PULLMAN – Tracy Claeys vowed not to make wholesale changes to Washington State’s defense when he was hired as Mike Leach’s new defensive coordinator back in January.
Eight months later, WSU’s identity on that side of the ball doesn’t look much different than it did a year ago, and neither are the numbers the defense has churned out through two games.
The Cougars, albeit having only seen two pedestrian Mountain West offenses to this point – Wyoming and San Jose State – rank third nationally in yards allowed per game (143.5), fifth in passing yards allowed (91 ypg) and tied for 13th in scoring defense (9.5 points per game allowed).
WSU’s “Speed D” mantra has outlasted the defensive coordinator who coined it, and Claeys has made an effort to retain the verbiage and terminology that was used under his predecessor, Alex Grinch, hoping it’ll eliminate confusion and reduce the learning curve that would typically come with a DC change.
While Claeys has left most things untouched, there has been one change.
Rather than watch games from the sideline, Claeys prefers to observe from the press box – and always has. Grinch, WSU’s DC from 2015-17, spent one year coordinating from the booth before moving to the field early on in the 2016 season. He remained there through the end of the 2017 season before accepting a position at Ohio State.
“Well … they have kind of a different style,” Leach said, comparing Grinch and Claeys. “I wanted Alex on the field because Alex was kind of the voice of the whole defense. I mean if they’re going to hear from Alex all week long, then I wanted them to hear it on Saturday.”
Claeys is more on the soft-spoken side and prefers to relay his coaching lessons to the position coaches in meeting rooms, then allow them to instruct players in practices and games. Unlike Grinch, who doubled as the Cougars’ secondary coach, Claeys also isn’t tied to a singular position group.
When the NCAA passed legislation allowing teams to hire a 10th assistant coach, the Cougars reworked their defensive staff and promoted Darcel McBath to coach cornerbacks. Now WSU has a single coach designated to each unit: defensive line, inside linebackers, outside linebackers, safeties and cornerbacks.
“Tracy kind of leaves it to the assistants,” Leach said. “Coordinates it in the board room and stuff like that. In other words, the assistant of each group is kind of the voice of them.”
“Because they coach those kids all week, so it doesn’t make any sense to me to have the guys that coach them all week go to the box, then have somebody else coach them on game day,” Claeys said. “So that’s another big reason.”
Claeys also thinks coaches tend to get wrapped up in the excitement and emotion of the game when they’re on the sideline. The booth provides a calmer atmosphere that can be more conducive for a coach as he’s processing everything that’s happening in a game.

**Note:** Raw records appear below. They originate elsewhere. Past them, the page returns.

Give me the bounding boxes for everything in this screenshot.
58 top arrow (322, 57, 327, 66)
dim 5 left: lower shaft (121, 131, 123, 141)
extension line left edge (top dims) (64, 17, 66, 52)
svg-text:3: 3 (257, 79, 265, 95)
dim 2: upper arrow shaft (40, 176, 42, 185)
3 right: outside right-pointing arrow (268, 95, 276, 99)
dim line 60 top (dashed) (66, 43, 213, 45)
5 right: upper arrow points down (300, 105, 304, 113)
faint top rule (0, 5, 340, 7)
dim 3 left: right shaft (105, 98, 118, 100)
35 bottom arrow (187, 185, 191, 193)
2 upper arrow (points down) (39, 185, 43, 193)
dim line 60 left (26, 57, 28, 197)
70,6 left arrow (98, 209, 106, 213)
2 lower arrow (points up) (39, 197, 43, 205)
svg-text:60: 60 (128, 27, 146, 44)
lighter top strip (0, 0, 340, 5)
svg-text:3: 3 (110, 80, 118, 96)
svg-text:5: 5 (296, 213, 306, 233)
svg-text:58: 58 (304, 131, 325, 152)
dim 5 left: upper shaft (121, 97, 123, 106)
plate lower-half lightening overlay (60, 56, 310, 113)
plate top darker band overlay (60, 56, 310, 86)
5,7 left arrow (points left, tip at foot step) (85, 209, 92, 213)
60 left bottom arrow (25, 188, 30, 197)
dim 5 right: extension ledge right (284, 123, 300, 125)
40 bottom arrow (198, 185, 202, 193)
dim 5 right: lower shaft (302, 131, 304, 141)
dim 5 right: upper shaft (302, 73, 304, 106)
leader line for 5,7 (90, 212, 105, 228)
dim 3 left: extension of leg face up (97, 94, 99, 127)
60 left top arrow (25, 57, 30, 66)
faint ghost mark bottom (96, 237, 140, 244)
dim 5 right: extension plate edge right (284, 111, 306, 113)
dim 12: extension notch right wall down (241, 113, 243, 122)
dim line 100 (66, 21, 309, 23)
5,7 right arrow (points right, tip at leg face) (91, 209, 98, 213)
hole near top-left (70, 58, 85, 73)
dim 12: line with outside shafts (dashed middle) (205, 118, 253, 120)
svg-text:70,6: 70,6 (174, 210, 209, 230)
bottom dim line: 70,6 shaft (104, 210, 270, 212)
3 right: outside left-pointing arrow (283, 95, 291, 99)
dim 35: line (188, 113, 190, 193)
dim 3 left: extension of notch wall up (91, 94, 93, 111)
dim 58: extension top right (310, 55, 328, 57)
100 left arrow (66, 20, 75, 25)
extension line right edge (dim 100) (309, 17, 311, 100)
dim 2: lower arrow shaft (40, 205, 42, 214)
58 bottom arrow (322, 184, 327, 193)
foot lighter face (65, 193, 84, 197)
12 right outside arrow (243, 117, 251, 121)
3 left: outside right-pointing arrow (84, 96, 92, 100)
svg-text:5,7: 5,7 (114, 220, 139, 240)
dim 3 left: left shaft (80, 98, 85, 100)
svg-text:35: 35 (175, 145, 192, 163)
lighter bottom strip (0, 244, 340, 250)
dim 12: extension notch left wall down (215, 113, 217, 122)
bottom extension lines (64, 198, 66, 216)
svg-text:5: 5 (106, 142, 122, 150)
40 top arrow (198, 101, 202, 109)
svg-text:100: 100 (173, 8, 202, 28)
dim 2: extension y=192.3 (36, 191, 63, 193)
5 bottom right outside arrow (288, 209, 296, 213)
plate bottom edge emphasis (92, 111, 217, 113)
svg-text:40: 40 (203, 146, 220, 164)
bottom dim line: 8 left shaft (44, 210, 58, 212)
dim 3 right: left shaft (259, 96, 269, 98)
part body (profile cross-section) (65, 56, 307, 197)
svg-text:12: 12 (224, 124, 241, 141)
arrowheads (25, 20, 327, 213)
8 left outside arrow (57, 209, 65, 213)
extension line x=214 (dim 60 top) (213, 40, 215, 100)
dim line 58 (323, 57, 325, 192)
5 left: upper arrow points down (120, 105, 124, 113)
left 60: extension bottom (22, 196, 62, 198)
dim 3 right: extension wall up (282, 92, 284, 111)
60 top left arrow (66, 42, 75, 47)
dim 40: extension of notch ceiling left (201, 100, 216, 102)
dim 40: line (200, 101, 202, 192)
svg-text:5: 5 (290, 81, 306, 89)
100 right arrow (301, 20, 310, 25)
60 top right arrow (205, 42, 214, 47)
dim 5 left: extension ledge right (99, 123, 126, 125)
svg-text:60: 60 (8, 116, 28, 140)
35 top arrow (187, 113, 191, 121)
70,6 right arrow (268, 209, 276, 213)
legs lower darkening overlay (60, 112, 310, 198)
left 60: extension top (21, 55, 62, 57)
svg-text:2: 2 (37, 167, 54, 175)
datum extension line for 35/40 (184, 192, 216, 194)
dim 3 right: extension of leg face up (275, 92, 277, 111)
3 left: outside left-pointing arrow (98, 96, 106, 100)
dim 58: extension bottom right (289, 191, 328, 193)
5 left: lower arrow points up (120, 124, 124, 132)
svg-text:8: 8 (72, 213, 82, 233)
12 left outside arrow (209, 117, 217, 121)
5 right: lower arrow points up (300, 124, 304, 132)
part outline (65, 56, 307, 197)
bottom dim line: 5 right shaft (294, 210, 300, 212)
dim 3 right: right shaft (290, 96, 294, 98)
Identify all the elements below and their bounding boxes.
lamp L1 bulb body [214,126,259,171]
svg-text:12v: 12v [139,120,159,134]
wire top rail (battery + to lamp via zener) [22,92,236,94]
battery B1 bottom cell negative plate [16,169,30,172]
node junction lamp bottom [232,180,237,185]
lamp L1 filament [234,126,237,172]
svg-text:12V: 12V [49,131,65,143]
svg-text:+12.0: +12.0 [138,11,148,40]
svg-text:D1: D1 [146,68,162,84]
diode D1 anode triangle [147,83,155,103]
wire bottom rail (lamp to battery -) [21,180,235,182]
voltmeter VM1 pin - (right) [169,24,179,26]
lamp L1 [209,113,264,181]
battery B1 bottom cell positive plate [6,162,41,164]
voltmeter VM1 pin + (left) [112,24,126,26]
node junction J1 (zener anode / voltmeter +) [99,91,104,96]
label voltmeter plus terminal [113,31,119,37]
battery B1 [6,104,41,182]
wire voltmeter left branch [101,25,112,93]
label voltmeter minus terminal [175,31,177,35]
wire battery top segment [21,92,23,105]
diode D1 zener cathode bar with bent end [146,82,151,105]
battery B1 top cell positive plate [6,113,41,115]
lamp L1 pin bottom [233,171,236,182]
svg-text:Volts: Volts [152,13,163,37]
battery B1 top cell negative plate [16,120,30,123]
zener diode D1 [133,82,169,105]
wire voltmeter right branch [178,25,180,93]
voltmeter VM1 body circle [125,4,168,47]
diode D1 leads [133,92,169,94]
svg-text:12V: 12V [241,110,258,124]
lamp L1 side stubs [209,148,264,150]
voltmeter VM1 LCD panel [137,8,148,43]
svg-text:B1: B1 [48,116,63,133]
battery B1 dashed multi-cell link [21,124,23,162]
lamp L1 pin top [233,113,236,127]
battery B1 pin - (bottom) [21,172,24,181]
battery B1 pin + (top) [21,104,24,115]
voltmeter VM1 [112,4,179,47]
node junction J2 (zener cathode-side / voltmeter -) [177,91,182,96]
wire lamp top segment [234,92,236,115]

“You get down on the field, and we’re all competitive if you coach,” Claeys said. “And you see a mistake or something like that, and you worry about correcting a mistake, and next thing you know, the offense is up on the line snapping the ball again. So by going up to the box, you remove yourself from that competitive part of it, and for me it helps me think two or three plays ahead, and what we’re going to do substitution-wise.”
Having a DC in the box versus having him on the sideline doesn’t seem to make a difference to players, who’ve always communicated with their position coaches on the sideline.
“I think the assistant coaches are communicating a little bit more, but last year was the same,” linebacker Jahad Woods said. “They were still talking a lot. So nothing really changed.”
“It might be new to the new guys that have never been around that, but he does a great job in the box telling the coaches what we need to do, and then our coaches translate it to us.” nickel Hunter Dale added.